Poster #RP108
BioMint: a database curator's assistant for biomedical text processing
Anne-Lise Veuthey*, Violaine Pillet*, Marc Zehnder*
*Swiss Institute of Bioinformatics, Geneva, Switzerland
BioMinT is an information retrieval system which helps literature screening for UniProtKB/Swiss-Prot curation. The core of the system consists of a meta-query engine wrapped around PubMed. For genes and proteins, the user can choose the query terms from a comprehensive list of synonyms sorted by species. This functionality uses GPSDB, a database of protein and gene names constructed from model organism resources and containing 559'294 synonyms referring to 292'472 proteins.

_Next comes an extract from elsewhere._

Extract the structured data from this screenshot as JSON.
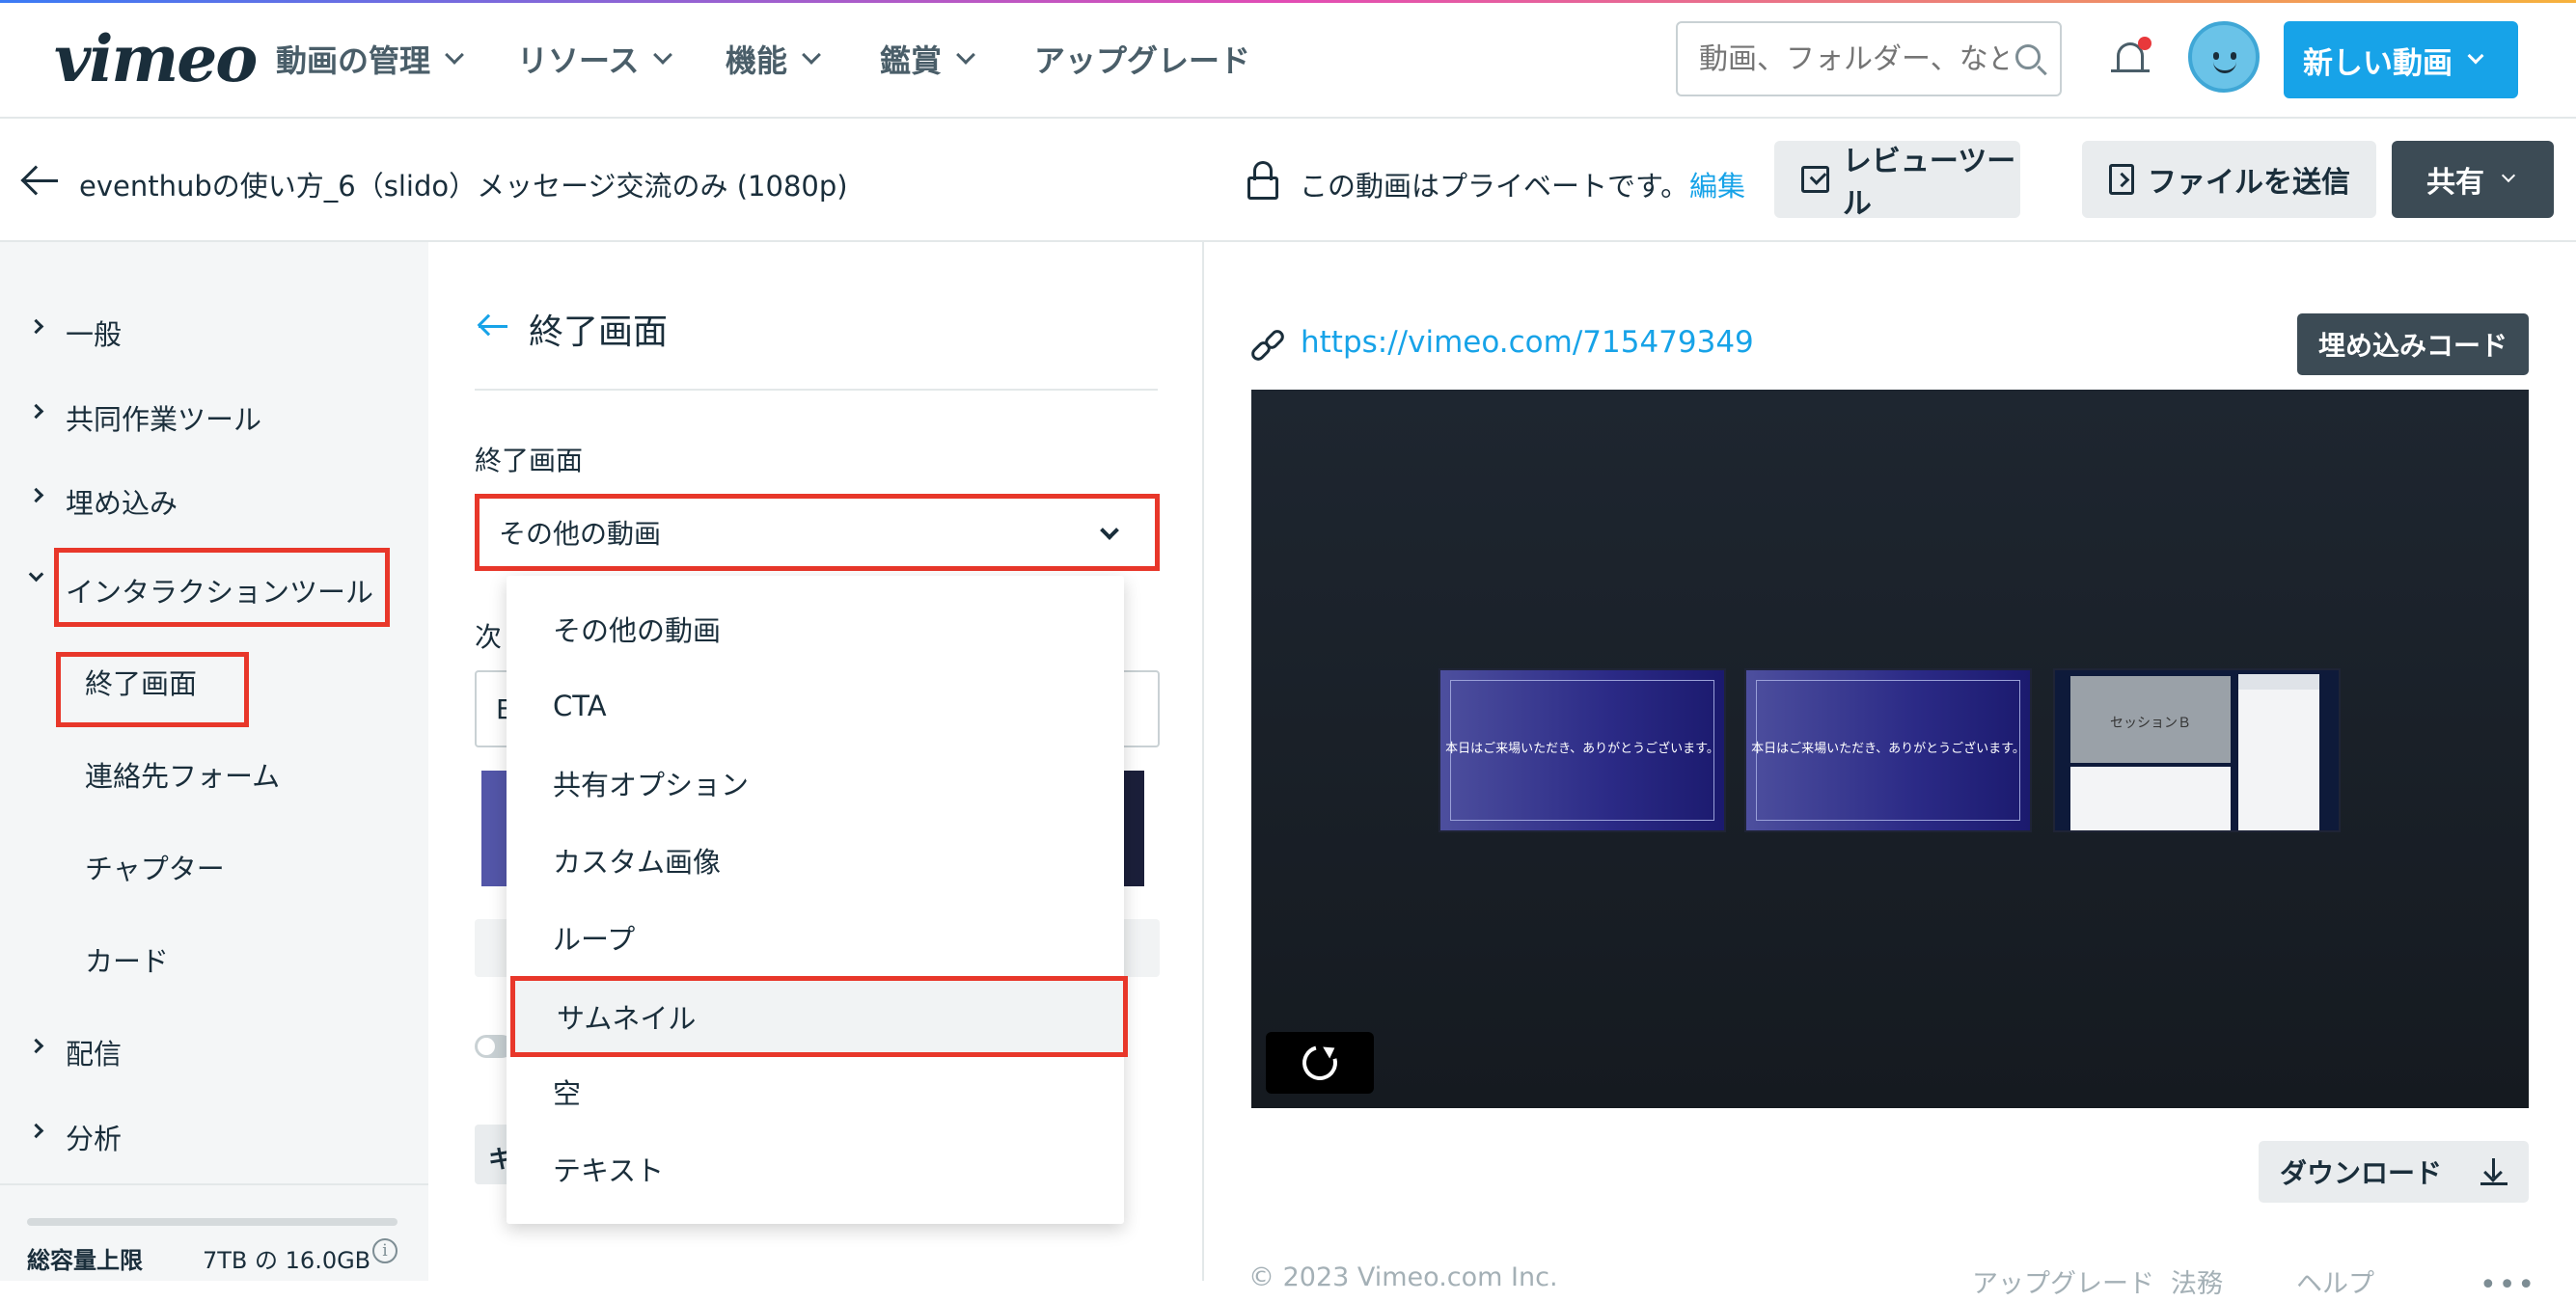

The documents retrieved from PubMed are filtered and ranked according to their relevance with regard to the query, and the selected documents are then processed to extract sentences containing information on various topics for database annotation. Currently, classifiers using support vector machine (SVM) have been trained to extract sentences concerning eight different topics. These are protein function, domains, isoforms, subcellular location, tissue specificity, glycosylation and phosphorylation. The algorithms were trained on corpora composed of Medline abstracts with tagged sentences. A total of 18'827 sentences on 21 biological topics relevant for Swiss-Prot annotation have been tagged. These corpora have been made available to the text-mining community (http://biomint.isb-sib.ch/).
BioMinT and GPSDB are available at: http://biomint.pharmadm.com/
The BioMinT project was funded by the European Commission (contract-no. QLRI-CT-2002-02770).